L'âme de l'homme, dit Socrate, n'est pas homogène, elle est divisée en trois, et il la compare à un attelage que nous pouvons nous représenter comme celui d'un char antique, constitué de deux chevaux et d'un cocher. Or c'est déjà une prouesse de maintenir un tel véhicule sur la piste. Mais cela devient une aventure à se casser le cou dès lors que, comme dans l'attelage de l'âme, seul l'un des chevaux est de bonne composition, docile et facile à dresser, tandis que l'autre est mauvais, sauvage et rétif. Lorsque de surcroît Éros entre en jeu, que l'âme triple commence donc à aimer et se trouve face à l'objet de son amour, l'attelage inégal échappe à tout contrôle. Le mauvais cheval prend le mors aux dents et doit être fouetté et maté, aussi souvent et longtemps qu'il le faut pour que les flancs lui cuisent et que sa bouche saigne et qu'enfin il se plie humblement à la volonté du cocher et, comme le brave cheval, approche l'aimé avec une hésitante modestie. Chez cet aimé, une fois qu'il est séduit et gagné, germe alors l'amour qui répond à l'amour : il se laisse toucher, embrasser et enfin entraîner sur la couche.
Et alors seulement, dit Socrate et écrit Platon, « quand ils sont ensemble pour dormir, le cheval indiscipliné de l'amoureux a beaucoup de choses à dire au cocher, et il fait valoir son droit à de petites compensations pour toutes ses souffrances ». Au demeurant, l'âme selon Platon est immortelle. Et c'est vrai de toute âme. Même de celle chez qui le cocher est faible et où c'est le mauvais cheval qui donne le ton. Mais à une telle âme Éros ne donnera pas des ailes, pas plus qu'aux âmes qui croient pouvoir renoncer à Éros. Après la mort, elles se retrouvent toutes dans des cachots souterrains, pour y faire pénitence mille années durant. Les autres, en revanche - et à notre avis elles ne sauraient être bien nombreuses -, dont les cochers sont assez forts et réfléchis pour ne pas lâcher les rênes au mauvais cheval, et qui ne se sont toutefois pas détournées de l'amour, Éros après la mort leur fait pousser des ailes, et elles s'élancent et volent dans la lumière, et se rapprochent de la sphère où habitent les dieux."

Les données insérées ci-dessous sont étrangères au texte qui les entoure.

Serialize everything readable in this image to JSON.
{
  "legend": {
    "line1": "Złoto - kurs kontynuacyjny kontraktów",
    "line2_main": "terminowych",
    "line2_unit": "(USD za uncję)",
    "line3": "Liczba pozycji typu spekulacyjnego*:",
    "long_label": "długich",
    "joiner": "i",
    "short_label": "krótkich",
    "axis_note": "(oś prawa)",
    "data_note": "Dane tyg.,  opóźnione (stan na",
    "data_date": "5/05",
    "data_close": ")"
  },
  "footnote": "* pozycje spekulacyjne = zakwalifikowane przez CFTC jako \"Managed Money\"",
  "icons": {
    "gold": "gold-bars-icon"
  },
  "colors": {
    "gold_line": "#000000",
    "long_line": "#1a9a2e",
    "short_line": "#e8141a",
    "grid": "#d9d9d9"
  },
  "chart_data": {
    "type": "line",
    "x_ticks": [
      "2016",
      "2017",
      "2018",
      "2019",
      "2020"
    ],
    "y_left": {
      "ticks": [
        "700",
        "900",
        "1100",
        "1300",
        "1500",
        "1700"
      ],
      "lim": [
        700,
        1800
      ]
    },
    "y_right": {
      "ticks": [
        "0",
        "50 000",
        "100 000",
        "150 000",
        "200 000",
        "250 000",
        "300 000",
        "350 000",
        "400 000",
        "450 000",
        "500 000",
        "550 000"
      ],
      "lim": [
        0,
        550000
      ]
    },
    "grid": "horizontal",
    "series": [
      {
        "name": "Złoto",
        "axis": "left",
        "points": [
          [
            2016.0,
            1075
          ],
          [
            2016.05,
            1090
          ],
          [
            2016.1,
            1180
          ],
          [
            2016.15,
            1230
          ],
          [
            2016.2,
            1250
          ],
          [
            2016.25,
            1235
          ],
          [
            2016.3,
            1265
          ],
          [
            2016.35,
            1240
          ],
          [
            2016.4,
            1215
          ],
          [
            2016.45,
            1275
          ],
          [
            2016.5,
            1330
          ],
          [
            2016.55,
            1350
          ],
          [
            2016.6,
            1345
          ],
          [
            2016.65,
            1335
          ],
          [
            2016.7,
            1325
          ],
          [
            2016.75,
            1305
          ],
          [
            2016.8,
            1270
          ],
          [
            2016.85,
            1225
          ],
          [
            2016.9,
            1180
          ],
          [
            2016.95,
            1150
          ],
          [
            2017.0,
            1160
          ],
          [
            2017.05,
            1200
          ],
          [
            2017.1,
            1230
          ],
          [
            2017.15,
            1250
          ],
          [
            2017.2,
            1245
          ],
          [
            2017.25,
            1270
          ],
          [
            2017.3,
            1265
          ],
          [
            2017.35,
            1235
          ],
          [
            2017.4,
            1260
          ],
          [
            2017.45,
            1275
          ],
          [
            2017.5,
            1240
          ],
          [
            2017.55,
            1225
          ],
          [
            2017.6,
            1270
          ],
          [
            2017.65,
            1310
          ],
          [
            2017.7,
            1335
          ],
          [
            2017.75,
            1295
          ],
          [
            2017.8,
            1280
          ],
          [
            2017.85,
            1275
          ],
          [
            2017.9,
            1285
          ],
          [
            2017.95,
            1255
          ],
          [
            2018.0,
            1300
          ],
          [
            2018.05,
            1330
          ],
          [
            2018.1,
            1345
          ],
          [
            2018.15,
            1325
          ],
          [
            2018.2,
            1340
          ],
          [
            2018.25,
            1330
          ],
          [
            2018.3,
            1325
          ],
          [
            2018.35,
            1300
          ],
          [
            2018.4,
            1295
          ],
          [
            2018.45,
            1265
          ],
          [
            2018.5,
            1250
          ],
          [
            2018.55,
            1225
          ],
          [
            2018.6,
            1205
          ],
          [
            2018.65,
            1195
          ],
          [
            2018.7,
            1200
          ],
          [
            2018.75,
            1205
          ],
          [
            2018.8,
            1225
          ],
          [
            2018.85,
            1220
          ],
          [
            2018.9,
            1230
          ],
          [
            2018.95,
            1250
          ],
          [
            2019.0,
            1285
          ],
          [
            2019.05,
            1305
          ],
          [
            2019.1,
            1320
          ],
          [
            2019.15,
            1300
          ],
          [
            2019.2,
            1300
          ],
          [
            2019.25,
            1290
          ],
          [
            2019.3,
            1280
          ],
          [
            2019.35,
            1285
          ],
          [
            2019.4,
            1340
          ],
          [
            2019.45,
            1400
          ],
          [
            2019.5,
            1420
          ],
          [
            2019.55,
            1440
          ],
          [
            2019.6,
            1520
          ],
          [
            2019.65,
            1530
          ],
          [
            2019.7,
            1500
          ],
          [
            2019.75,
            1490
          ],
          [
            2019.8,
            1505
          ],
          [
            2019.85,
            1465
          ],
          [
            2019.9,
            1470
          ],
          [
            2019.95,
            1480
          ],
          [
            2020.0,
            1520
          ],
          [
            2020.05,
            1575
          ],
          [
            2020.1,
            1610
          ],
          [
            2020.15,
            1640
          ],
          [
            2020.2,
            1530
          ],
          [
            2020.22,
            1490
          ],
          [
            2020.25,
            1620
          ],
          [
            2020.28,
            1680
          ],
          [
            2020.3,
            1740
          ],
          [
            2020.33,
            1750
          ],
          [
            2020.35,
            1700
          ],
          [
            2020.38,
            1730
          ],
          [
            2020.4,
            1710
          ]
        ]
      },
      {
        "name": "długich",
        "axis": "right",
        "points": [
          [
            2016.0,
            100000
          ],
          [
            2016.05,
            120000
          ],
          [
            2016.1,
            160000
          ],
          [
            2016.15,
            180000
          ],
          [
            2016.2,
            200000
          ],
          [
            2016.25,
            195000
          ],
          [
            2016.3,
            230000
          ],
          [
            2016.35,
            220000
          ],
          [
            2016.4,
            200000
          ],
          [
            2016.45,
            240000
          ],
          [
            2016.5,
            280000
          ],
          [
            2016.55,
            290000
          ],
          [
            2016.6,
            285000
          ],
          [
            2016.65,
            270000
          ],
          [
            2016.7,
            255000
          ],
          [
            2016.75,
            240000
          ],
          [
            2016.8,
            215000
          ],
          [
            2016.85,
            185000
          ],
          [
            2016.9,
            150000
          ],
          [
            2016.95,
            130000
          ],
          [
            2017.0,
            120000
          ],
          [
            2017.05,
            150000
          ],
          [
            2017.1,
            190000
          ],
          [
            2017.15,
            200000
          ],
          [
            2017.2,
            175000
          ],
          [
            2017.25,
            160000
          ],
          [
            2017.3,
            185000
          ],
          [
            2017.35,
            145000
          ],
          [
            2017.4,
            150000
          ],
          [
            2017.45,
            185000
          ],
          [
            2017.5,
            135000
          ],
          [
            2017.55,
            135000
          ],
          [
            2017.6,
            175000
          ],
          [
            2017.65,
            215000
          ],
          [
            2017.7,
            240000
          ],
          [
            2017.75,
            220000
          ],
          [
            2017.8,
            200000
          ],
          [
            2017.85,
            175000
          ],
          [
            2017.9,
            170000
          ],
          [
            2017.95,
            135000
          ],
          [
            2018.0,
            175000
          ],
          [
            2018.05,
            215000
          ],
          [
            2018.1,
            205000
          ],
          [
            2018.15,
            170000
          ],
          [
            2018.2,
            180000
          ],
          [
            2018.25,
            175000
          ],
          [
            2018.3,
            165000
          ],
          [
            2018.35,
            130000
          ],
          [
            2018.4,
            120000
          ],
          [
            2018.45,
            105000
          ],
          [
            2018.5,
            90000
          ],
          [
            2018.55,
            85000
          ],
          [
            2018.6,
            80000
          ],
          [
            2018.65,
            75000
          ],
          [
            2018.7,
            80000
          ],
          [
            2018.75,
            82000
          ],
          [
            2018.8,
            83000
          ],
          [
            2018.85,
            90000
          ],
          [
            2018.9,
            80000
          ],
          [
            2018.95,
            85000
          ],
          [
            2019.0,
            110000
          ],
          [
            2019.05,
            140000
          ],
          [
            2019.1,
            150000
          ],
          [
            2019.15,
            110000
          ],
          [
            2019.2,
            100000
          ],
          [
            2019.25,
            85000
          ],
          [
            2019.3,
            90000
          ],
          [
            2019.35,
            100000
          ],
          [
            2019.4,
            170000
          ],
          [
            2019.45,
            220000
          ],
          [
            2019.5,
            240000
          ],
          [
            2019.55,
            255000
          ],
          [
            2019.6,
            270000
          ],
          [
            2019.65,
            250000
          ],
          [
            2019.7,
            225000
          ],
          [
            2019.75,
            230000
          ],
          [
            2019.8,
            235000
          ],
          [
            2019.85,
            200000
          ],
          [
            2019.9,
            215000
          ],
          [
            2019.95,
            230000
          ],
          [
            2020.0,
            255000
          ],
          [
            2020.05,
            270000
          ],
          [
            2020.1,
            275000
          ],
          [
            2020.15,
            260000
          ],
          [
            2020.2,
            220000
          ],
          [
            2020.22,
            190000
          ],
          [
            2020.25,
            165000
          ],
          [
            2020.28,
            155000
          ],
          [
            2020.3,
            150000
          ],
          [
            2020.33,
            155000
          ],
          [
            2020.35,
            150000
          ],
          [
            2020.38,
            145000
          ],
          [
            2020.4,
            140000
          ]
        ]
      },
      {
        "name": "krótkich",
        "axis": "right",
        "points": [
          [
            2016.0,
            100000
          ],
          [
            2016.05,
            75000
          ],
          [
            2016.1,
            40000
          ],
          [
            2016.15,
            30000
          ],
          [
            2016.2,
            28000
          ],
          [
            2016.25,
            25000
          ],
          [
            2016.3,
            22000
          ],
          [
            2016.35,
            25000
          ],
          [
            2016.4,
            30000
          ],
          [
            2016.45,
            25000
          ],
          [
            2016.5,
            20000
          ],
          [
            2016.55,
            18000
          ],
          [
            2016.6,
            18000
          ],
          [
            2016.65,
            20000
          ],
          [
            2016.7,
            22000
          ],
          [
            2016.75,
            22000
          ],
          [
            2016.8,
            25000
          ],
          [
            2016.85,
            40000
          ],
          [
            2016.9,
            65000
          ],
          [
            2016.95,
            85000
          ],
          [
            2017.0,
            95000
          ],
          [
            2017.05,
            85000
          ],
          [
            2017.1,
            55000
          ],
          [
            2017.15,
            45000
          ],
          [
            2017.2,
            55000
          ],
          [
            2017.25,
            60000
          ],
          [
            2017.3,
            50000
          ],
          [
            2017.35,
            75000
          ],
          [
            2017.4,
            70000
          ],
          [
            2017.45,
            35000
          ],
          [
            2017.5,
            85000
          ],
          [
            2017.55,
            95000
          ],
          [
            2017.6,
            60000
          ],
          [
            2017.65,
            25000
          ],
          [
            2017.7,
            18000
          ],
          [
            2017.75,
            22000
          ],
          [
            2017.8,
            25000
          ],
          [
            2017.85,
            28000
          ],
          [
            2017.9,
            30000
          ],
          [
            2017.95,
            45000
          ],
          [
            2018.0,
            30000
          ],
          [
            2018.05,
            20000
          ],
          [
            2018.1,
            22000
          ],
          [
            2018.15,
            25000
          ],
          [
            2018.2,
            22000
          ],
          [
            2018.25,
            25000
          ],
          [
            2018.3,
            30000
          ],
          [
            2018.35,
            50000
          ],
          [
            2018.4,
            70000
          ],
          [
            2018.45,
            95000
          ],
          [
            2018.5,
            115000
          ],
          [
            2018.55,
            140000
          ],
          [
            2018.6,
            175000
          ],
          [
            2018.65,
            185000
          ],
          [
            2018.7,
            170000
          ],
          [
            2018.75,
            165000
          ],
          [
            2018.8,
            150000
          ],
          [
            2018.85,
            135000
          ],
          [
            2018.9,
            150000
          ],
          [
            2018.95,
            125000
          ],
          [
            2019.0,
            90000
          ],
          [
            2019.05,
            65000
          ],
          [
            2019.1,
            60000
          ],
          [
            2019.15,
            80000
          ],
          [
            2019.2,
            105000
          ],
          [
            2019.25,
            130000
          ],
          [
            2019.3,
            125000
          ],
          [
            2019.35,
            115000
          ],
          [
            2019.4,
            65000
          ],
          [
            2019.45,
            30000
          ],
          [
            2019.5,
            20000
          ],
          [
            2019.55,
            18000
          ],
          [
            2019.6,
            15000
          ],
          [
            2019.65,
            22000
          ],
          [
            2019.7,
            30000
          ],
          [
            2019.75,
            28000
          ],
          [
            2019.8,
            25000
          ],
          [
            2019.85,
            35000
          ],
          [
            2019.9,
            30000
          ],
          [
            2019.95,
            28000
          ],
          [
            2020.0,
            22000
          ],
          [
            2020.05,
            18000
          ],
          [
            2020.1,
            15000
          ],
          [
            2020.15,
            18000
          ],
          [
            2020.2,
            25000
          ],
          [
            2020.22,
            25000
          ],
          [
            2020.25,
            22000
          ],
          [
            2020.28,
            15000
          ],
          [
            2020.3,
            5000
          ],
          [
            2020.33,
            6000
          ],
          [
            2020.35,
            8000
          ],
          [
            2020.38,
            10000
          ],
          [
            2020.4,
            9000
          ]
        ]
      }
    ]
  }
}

Patrick Süskind - Sur l'amour et la mort
5 commentaires
Aucun mérite...
je fréquente des gens qui me grandissent!!!
Merci Jojo
Beauté céleste, je me serais prosterné devant toi; puis te tenant dans mes bras, j'aurais prié l'Eternel de te donner le reste de ma vie.
Concours!!!!
L'amour? en parler dépand de l'age!
Je ferai mieux de dormir, je SAIS!
Comme c'est joli par ici :-)
Pour en dessous, j'aurais dit, à tort, Francesco Alberoni.
Il parle pas mal du choc amoureux, de la rencontre etc d'un point de vue sociologique. Ouvrages un peu anciens parfois mais pas forcément "périmés"
Roberto,
J'ai triché, de toute façon je ne l'avais pas lu. Il me semble que François René était frappé de l'illumination, ahurie dont parle Süskind :-) comme Dante avec Béatrice, Pétrarque et Laure, Cavalcanti et Giovanna, Boccace et Fiammetta ou encore dans la fiction Quichotte et sa Dulcinée...
On dirait que le rital est sentimental
Alexandra,
Merci. Quand à Francesco Alberoni, encore un italien... c'est pour moi un auteur à découvrir qui a première vue semble être une mine sur ce sujet.